Les procès de Moscou ont marqué le point culminant de la campagne menée par la bureaucratie stalinienne pour liquider le parti bolchevique et sa direction. Pour établir sa dictature, Staline a exterminé les bolchéviques. Des huit membres du premier bureau politique du parti bolchévique seuls Lénine et Staline sont morts de « mort naturelle ». Parmi les seize membres du premier gouvernement bolchévique, Alexandra Kollonkaï est la seule à avoir survécu à la terreur stalinienne. Des vingt-six membres du comité central de 1917, on ne dénombre que trois survivants après les purges staliniennes (Alexandra Kollontai (1872-1952), Matveï Konstantinovitch Mouranov (1873-1959), Elena Stassova (1873-1966).
Sur le même thème, Pierre Broué a écrit : « Sur les millions de détenus libérés des camps de concentration après la mort de Staline, (...) les trotskystes survivants peuvent se compter sur les doigts d'une seule main ? ». Notons que les trotskystes dont parle Broué n’étaient pas nécessairement tous des anciens de la révolution d’octobre.
Mais cela ne suffit pas à Staline. Il craint Trotsky. En dehors des frontières de l’URSS, celui-ci se montre encore plus dangereux. Depuis l’étranger, il dénonce la dérive autoritaire du régime soviétique. Il prouve que les accusations des procès de Moscou sont entièrement fausses. Une commission d'enquête sur les allégations contre Léon Trotsky dans les procès de Moscou se réunit et rend ses conclusions à New-York le 21 septembre 1937. C’est la Commission Dewey. Trotsky a été entendu lors de 13 audiences du 10 au 17 avril. Il est totalement innocenté. Malgré tout le flot de calomnies, l'opposition de Gauche et Trotsky apparaissent encore comme ceux qui défendent les véritables idées du marxisme et de Lénine, La vérité l’emporte : Le stalinisme n’est pas le marxisme, c’est son ennemi le plus perfide. La bureaucratie stalinienne a usurpé le pouvoir conquis par la classe ouvrière lors de la Révolution d’octobre.
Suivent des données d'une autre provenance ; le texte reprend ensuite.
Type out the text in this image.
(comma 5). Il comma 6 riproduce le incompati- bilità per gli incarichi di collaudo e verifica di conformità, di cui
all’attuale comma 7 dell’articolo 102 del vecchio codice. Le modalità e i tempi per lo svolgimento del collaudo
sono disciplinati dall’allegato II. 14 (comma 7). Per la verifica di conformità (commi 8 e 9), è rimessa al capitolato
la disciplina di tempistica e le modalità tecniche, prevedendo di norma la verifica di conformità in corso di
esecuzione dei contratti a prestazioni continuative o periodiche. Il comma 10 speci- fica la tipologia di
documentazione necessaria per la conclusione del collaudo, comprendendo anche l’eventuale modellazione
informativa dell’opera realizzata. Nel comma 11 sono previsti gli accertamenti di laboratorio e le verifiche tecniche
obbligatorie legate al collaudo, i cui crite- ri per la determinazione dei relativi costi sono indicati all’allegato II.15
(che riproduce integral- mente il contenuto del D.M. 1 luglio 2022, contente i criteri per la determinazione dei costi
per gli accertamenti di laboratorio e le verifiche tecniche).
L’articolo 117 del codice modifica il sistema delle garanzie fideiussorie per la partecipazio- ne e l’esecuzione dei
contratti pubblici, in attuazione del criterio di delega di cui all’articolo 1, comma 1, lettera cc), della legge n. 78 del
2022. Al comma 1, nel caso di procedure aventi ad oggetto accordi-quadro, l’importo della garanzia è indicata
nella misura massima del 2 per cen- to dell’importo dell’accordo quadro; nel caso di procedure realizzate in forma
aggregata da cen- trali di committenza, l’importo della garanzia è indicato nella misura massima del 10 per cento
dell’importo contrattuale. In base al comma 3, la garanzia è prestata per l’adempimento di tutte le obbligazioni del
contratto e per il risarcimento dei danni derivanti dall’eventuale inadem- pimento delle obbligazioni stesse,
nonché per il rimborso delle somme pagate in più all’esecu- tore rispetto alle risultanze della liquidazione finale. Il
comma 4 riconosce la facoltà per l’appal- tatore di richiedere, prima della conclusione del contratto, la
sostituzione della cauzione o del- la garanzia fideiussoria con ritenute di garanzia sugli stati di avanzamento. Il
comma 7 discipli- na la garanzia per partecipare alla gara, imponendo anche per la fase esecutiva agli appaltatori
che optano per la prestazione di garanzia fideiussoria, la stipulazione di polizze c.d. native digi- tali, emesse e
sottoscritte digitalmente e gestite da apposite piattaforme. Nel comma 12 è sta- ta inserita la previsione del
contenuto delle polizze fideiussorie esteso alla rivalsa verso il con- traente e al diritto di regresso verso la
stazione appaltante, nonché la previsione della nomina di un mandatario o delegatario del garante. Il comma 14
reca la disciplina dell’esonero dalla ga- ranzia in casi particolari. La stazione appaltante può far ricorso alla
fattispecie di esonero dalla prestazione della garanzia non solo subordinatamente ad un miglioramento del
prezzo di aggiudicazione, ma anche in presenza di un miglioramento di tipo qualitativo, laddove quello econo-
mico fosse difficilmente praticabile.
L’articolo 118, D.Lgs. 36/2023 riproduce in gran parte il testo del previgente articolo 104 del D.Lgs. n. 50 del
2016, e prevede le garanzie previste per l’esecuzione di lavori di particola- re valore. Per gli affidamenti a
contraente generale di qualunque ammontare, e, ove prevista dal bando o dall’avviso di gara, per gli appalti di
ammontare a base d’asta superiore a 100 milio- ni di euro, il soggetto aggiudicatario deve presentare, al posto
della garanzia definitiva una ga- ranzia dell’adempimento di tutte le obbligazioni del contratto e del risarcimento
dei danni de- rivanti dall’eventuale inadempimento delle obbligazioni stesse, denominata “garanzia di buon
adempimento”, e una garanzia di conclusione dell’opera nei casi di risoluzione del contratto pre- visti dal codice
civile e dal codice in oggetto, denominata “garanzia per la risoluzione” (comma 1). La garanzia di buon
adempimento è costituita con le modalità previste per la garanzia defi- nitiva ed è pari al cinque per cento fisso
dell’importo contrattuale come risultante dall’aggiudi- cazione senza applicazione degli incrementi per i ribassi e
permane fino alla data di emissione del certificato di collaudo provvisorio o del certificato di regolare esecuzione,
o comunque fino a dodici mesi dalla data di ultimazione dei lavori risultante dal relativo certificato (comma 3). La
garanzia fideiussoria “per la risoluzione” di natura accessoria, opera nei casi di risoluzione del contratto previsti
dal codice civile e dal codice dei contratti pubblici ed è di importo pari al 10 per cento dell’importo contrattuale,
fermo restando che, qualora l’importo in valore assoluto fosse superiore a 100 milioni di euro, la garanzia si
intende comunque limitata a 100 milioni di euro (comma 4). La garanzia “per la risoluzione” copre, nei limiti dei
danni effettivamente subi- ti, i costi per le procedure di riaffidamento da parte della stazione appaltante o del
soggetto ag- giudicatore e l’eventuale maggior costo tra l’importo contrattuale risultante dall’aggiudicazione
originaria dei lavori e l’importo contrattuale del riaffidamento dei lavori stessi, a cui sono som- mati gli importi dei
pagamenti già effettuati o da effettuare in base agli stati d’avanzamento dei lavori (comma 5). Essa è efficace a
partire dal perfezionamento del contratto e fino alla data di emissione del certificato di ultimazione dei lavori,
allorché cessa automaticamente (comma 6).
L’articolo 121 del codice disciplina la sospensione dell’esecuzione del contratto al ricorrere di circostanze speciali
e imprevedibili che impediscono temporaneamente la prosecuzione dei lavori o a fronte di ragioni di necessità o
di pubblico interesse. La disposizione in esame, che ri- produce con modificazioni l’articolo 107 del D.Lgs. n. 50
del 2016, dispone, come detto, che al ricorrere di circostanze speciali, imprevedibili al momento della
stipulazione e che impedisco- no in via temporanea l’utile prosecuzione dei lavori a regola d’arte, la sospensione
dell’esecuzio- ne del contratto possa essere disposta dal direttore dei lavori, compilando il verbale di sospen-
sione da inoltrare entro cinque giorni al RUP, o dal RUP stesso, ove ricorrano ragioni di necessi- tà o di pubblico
Elle a consolidé son pouvoir en Union soviétique par l’extermination la plus massive des marxistes et des vrais communistes jamais menée dans l’histoire.
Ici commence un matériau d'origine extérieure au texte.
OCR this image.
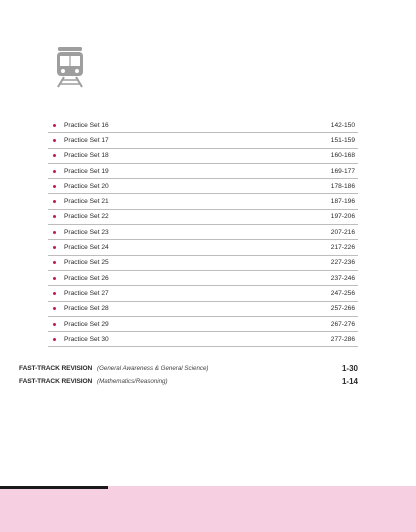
Practice Set 16	142-150
Practice Set 17	151-159
Practice Set 18	160-168
Practice Set 19	169-177
Practice Set 20	178-186
Practice Set 21	187-196
Practice Set 22	197-206
Practice Set 23	207-216
Practice Set 24	217-226
Practice Set 25	227-236
Practice Set 26	237-246
Practice Set 27	247-256
Practice Set 28	257-266
Practice Set 29	267-276
Practice Set 30	277-286
FAST-TRACK REVISION (General Awareness & General Science)	1-30
FAST-TRACK REVISION (Mathematics/Reasoning)	1-14
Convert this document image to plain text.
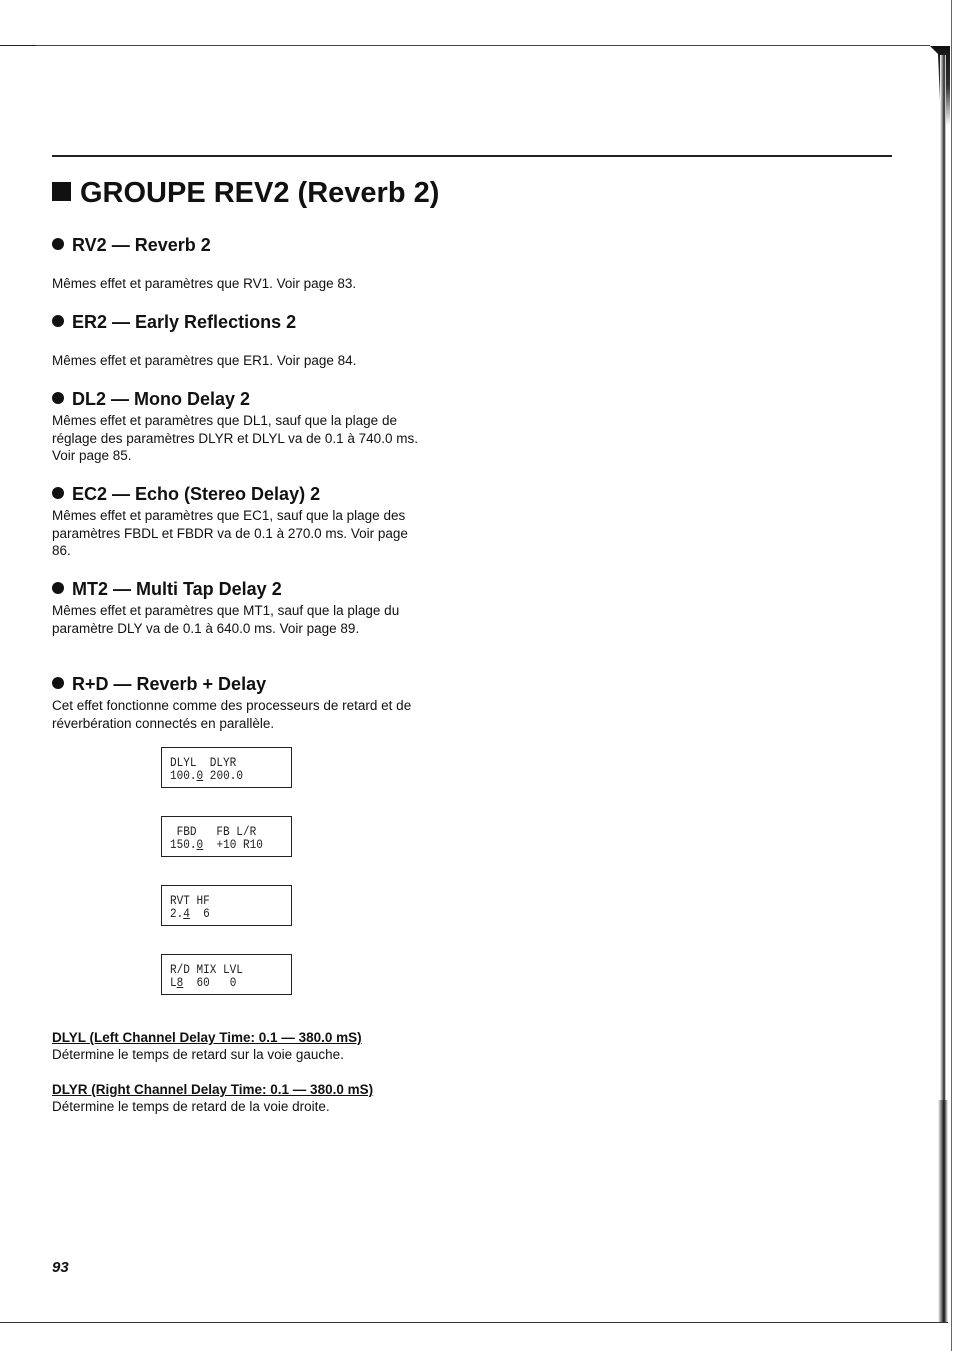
GROUPE REV2 (Reverb 2)
RV2 — Reverb 2

Mêmes effet et paramètres que RV1. Voir page 83.

ER2 — Early Reflections 2

Mêmes effet et paramètres que ER1. Voir page 84.

DL2 — Mono Delay 2

Mêmes effet et paramètres que DL1, sauf que la plage de
réglage des paramètres DLYR et DLYL va de 0.1 à 740.0 ms.
Voir page 85.

EC2 — Echo (Stereo Delay) 2

Mêmes effet et paramètres que EC1, sauf que la plage des
paramètres FBDL et FBDR va de 0.1 à 270.0 ms. Voir page
86.

MT2 — Multi Tap Delay 2

Mêmes effet et paramètres que MT1, sauf que la plage du
paramètre DLY va de 0.1 à 640.0 ms. Voir page 89.

R+D — Reverb + Delay

Cet effet fonctionne comme des processeurs de retard et de
réverbération connectés en parallèle.

DLYL  DLYR
100.0 200.0
FBD   FB L/R
150.0  +10 R10
RVT HF
2.4  6
R/D MIX LVL
L8  60   0

DLYL (Left Channel Delay Time: 0.1 — 380.0 mS)

Détermine le temps de retard sur la voie gauche.

DLYR (Right Channel Delay Time: 0.1 — 380.0 mS)

Détermine le temps de retard de la voie droite.

93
Que cette vérité apparaisse est insupportable pour Staline. Il sait que l’opposition de gauche est faible et que seul Trotsky, leader incontestable, a l’expérience et l’autorité pour la diriger. Le Bulletin de l’Opposition continuait à circuler clandestinement en Union soviétique et les analyses de Trotsky continuaient à être suivies. Staline, vétéran du Parti bolchevique, comprenait très bien la puissance des idées et la capacité d’un groupe révolutionnaire même petit à devenir une force décisive quand les circonstances deviennent favorables. Il a vu le parti bolchévique ultra-minoritaire devenir en quelques mois un puissant parti de masse en mesure de diriger une révolution. Staline était donc déterminé à détruire toute trace d’une opposition marxiste à son régime. Il devait supprimer Trotsky.